Der Hintergrund: Im Kreis Haßberge gibt es das Bringsystem für Leichtverpackungen (LVP). Die sind mit dem grünen Punkt gekennzeichnet und werden in vielen Landkreisen über den "gelben Sack" eingesammelt. Im Kreis Haßberge sortieren Bürger das Material nach den Vorgaben des Abfallwirtschaftsbetriebes vor (Plastikverpackungen, Aluminium, Weißblech, Kunststoffflaschen) und bringen sie zu den auf den Wertstoffhöfen der Kommunen bereitgestellten Container.
Gebühren gemindert
Beim Bringsystem erhält der öffentlich-rechtliche Entsorgungsträger von den Dualen- System-Betreibern ein "angemessenes Entgelt", wie es Wilfried Neubauer, der Chef des Abfallwirtschaftsbetriebs des Landkreises Haßberge, in der Sitzungsvorlage beschrieb. Dadurch werden die Gebühren für die Haushalte gemindert.Beim Holsystem werden die gelben Säcke von der Müllabfuhr direkt bei den Haushalten abgeholt. Die Fraktion der Jungen Liste im Kreistag favorisiert Letzteres. Sie hat vorgeschlagen, eine Haushaltsbefragung durchzuführen. Das würde Aufschluss darüber geben, was die Bürger von dem jetzigen System halten. Dass das Thema kontrovers diskutiert wird, ist klar: Die Junge Liste hatte im Sozialen Netzwerk Facebook mehrfach Diskussionen entfacht, indem sie dort ihre Forderung nach dem Gelben Sack publik gemacht hat. Sie bekam dafür zwar Widerspruch, aber eben auch viel Zuspruch, wenngleich Facebook kein Gradmesser dafür ist, auf Grundlage dessen man dem Kreistag eine Entscheidung zumuten wollte. Deswegen der Vorschlag der JL, von den 35 000 Haushalten im Landkreis 1000 repräsentativ zu befragen, dieses Ergebnis würde klarer widerspiegeln, was die Bürger wollen.
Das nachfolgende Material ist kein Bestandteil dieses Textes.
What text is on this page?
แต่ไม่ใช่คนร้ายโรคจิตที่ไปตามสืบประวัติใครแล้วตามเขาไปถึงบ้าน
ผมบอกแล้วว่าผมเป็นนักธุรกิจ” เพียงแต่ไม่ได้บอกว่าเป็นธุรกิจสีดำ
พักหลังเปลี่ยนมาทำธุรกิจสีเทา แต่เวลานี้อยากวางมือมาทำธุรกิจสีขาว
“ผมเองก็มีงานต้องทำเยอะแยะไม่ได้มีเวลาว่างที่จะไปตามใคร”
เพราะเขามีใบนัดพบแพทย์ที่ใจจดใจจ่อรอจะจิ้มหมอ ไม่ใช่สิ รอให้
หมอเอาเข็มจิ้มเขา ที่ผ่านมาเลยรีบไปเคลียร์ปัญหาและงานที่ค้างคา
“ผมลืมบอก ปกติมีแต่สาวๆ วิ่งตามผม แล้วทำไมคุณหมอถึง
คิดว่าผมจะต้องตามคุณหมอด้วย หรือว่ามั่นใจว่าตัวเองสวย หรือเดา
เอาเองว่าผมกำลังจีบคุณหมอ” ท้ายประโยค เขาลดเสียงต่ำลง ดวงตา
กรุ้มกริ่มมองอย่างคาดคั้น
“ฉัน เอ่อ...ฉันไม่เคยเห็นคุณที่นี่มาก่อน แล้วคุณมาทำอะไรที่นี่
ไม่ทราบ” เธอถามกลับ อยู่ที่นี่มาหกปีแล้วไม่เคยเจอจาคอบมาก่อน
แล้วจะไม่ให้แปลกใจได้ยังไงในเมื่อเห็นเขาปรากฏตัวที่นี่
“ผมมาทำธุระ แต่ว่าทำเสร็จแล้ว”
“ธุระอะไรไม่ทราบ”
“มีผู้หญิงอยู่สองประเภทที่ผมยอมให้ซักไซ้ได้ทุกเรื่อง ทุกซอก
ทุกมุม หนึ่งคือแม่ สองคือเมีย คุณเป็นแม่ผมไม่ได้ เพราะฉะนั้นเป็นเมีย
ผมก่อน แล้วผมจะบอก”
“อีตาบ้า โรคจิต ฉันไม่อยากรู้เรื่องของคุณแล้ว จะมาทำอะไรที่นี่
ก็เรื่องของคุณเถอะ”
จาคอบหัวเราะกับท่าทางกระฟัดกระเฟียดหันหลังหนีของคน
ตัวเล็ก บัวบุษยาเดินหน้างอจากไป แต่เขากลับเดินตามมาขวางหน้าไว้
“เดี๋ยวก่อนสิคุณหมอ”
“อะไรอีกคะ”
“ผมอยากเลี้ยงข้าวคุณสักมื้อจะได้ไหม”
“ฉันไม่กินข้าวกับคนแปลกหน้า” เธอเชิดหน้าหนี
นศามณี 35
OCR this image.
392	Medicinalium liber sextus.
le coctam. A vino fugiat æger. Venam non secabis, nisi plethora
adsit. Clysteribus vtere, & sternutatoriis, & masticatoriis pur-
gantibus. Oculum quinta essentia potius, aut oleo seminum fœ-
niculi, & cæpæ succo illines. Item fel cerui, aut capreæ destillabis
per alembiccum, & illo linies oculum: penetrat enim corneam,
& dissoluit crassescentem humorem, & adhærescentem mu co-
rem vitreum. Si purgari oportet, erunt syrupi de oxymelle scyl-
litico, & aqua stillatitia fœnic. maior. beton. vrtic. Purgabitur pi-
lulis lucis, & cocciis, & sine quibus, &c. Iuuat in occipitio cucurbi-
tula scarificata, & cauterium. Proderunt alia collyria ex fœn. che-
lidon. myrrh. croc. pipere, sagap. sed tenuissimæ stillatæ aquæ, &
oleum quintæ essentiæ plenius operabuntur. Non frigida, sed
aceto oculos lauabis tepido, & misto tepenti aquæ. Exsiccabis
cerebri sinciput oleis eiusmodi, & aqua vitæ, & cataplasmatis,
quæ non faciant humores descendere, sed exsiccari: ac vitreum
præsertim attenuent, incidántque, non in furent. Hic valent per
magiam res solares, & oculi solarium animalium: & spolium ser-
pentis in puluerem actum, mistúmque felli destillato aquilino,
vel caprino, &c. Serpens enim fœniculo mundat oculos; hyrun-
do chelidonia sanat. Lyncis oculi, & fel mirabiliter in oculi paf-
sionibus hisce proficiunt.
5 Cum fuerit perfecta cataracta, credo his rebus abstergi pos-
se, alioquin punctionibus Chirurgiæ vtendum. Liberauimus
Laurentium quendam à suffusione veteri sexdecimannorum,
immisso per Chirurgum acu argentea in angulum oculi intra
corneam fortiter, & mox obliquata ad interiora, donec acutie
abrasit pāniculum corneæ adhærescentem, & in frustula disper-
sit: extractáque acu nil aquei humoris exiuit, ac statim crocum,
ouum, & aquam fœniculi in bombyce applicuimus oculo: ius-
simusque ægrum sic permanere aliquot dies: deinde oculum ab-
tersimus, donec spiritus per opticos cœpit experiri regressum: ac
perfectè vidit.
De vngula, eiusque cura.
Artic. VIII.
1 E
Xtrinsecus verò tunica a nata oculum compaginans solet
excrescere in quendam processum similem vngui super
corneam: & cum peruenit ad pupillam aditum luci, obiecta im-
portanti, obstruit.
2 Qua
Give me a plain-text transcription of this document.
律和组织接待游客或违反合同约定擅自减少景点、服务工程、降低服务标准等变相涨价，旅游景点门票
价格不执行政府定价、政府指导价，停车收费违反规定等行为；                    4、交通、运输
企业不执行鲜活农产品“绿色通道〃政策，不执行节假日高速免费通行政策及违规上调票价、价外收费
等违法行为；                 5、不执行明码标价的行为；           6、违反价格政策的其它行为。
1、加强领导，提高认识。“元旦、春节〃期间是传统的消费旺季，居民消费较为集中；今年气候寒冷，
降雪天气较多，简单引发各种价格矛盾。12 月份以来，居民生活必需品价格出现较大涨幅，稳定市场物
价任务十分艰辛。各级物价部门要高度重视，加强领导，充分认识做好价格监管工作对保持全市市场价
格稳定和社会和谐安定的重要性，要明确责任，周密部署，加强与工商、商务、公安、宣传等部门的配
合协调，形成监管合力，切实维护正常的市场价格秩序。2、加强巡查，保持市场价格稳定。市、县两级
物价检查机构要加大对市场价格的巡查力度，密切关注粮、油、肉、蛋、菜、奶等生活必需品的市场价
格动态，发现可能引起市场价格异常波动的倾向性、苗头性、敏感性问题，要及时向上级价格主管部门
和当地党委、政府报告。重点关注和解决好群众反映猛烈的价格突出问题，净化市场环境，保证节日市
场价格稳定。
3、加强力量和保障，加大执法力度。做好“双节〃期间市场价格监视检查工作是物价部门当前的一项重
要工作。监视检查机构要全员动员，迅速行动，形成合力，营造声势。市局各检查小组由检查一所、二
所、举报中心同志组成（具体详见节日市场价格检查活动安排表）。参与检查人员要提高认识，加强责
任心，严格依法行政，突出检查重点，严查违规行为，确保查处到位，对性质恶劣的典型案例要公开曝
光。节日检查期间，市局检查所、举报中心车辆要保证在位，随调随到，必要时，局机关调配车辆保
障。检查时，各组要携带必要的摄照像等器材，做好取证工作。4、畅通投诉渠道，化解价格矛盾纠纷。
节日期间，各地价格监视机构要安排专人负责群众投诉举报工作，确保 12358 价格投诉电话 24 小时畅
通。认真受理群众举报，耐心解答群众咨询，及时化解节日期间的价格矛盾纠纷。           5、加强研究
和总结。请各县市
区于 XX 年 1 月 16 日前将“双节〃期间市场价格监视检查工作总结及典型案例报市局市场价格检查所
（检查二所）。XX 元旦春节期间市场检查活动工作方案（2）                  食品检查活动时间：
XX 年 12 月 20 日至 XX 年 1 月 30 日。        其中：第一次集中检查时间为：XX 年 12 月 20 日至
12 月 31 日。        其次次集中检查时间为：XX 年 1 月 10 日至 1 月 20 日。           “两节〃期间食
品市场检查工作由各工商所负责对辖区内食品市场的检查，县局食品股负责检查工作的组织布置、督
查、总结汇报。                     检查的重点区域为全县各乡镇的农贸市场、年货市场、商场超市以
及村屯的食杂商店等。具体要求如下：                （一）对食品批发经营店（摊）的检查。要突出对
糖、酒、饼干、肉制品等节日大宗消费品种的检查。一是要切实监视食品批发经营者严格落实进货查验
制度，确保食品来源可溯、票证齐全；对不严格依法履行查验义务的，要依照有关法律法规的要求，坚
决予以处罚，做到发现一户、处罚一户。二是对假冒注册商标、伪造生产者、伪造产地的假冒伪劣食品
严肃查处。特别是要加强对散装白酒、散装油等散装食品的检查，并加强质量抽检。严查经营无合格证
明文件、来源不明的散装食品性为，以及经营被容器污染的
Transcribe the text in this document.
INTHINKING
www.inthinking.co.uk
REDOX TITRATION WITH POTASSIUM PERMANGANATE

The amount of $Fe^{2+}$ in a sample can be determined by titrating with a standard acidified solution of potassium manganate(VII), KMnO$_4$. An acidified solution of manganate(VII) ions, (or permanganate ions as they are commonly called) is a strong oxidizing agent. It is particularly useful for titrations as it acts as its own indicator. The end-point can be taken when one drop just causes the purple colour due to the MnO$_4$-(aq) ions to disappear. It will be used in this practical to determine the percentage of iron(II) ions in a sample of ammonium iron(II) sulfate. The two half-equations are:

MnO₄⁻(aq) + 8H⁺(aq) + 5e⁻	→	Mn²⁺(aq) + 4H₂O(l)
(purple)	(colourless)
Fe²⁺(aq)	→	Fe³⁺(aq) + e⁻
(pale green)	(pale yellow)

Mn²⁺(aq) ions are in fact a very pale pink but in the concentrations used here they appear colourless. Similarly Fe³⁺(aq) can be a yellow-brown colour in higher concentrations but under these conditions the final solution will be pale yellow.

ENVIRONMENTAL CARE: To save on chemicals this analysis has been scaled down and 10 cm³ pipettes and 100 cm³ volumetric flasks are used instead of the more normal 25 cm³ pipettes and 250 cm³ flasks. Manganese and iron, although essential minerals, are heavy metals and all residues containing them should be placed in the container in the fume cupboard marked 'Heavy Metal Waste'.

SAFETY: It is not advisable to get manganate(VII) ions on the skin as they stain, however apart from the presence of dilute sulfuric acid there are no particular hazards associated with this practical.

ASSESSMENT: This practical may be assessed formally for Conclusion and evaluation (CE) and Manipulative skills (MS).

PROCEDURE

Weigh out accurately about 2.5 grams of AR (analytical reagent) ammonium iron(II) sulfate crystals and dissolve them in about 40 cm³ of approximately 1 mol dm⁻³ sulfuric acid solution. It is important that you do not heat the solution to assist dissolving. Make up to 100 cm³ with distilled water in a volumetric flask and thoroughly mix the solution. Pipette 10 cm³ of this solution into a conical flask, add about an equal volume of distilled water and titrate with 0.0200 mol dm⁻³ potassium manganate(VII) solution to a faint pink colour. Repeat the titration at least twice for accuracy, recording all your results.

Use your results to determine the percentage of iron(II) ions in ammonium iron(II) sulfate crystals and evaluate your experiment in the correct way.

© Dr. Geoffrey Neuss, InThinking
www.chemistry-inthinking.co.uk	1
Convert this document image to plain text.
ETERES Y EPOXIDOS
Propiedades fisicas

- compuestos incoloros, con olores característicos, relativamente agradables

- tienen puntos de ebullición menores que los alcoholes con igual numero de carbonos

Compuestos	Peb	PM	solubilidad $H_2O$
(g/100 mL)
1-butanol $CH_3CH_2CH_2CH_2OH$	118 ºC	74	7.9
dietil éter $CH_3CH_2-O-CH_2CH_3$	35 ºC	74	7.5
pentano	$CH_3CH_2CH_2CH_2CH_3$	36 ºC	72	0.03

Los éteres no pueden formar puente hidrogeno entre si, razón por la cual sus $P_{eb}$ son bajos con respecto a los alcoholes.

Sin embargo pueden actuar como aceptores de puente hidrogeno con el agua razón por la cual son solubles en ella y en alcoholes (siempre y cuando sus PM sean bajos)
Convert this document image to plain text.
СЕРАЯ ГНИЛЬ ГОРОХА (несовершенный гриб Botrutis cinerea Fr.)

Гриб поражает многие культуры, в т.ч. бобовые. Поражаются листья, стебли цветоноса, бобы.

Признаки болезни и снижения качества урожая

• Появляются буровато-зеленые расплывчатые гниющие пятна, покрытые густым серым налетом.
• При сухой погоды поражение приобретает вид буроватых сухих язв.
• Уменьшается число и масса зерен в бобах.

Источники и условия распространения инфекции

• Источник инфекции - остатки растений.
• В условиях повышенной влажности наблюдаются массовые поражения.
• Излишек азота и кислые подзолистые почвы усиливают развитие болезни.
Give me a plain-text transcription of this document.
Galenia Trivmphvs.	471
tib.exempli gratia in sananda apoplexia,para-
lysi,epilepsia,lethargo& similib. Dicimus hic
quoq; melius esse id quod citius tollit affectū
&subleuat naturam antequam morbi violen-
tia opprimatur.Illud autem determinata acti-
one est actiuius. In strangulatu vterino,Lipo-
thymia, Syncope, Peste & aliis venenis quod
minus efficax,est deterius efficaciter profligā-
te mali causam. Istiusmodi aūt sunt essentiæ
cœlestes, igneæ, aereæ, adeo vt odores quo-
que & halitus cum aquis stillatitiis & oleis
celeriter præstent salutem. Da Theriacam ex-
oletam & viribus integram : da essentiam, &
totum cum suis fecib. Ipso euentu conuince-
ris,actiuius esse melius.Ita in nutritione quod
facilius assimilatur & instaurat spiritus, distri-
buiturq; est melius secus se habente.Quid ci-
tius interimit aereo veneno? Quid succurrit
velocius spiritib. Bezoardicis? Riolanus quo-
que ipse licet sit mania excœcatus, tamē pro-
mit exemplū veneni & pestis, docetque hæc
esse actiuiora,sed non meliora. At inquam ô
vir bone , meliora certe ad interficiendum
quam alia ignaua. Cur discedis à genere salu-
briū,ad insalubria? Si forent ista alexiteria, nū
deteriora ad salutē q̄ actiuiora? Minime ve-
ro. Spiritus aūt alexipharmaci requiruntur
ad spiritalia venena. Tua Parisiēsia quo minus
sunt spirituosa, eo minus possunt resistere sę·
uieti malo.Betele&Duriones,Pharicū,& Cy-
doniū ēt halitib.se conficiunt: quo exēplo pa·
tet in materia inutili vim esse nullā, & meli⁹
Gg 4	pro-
Mehrzahl verteidigt Bringsystem
Damit hatte die JL den Fuß in der Tür; im Kreistag wurde das Thema in früheren Diskussionen eher abgewiegelt. Denn die Mehrzahl der Kreisräte steht hinter dem Bringsystem und hat auch plausible Argumente dafür, etwa dass durch die bessere Vorsortierung die Recycling-Quote besser sei, aus umwelttechnischer Sicht also ein klares Pro.Die Junge Liste argumentiert, dass vielen Bürgern bei der wenigen Zeit und dem damit verbundenen hohen organisatorischen Aufwand, der für viele Bürger Alltag sei, ein Holsystem eine deutliche Entlastung bedeuten würde. Außerdem würde die Diskussion im Kreistag einseitig geführt, wie Alexander Ambros von der JL verdeutlichte: "Es hat noch nie ein neutraler Fachmann gesprochen. Hier hat immer nur Herr Neubauer gesprochen, und es ist ja bekannt, dass er das jetzige System sehr gerne mag."
Ambros hatte auch erklärt, dass diese Art der Politik dazu führe, dass die Bürger denken: "Die da oben machen eh, was sie wollen. Den Schuh sollten wir uns nicht anziehen."
Andere Kreisräte fassten diese Aussage mit wenig Begeisterung auf. Es sei gefährlich, eine "Gelbe-Sack-Diskussion" mit "Ich bin gegen Bürgerbeteiligung" gleichzusetzen, erklärte Stephan Schneider von der SPD. Man müsse sich erst ausführlich zu dem Thema informieren und diese Informationen auch dem Bürger kommunizieren, erst dann wäre ein Bürgerbefragung sinnvoll. Sein Parteikollege Jürgen Hennemann war ähnlicher Meinung: "Eine Ja-Nein-Entscheidung funktioniert nicht."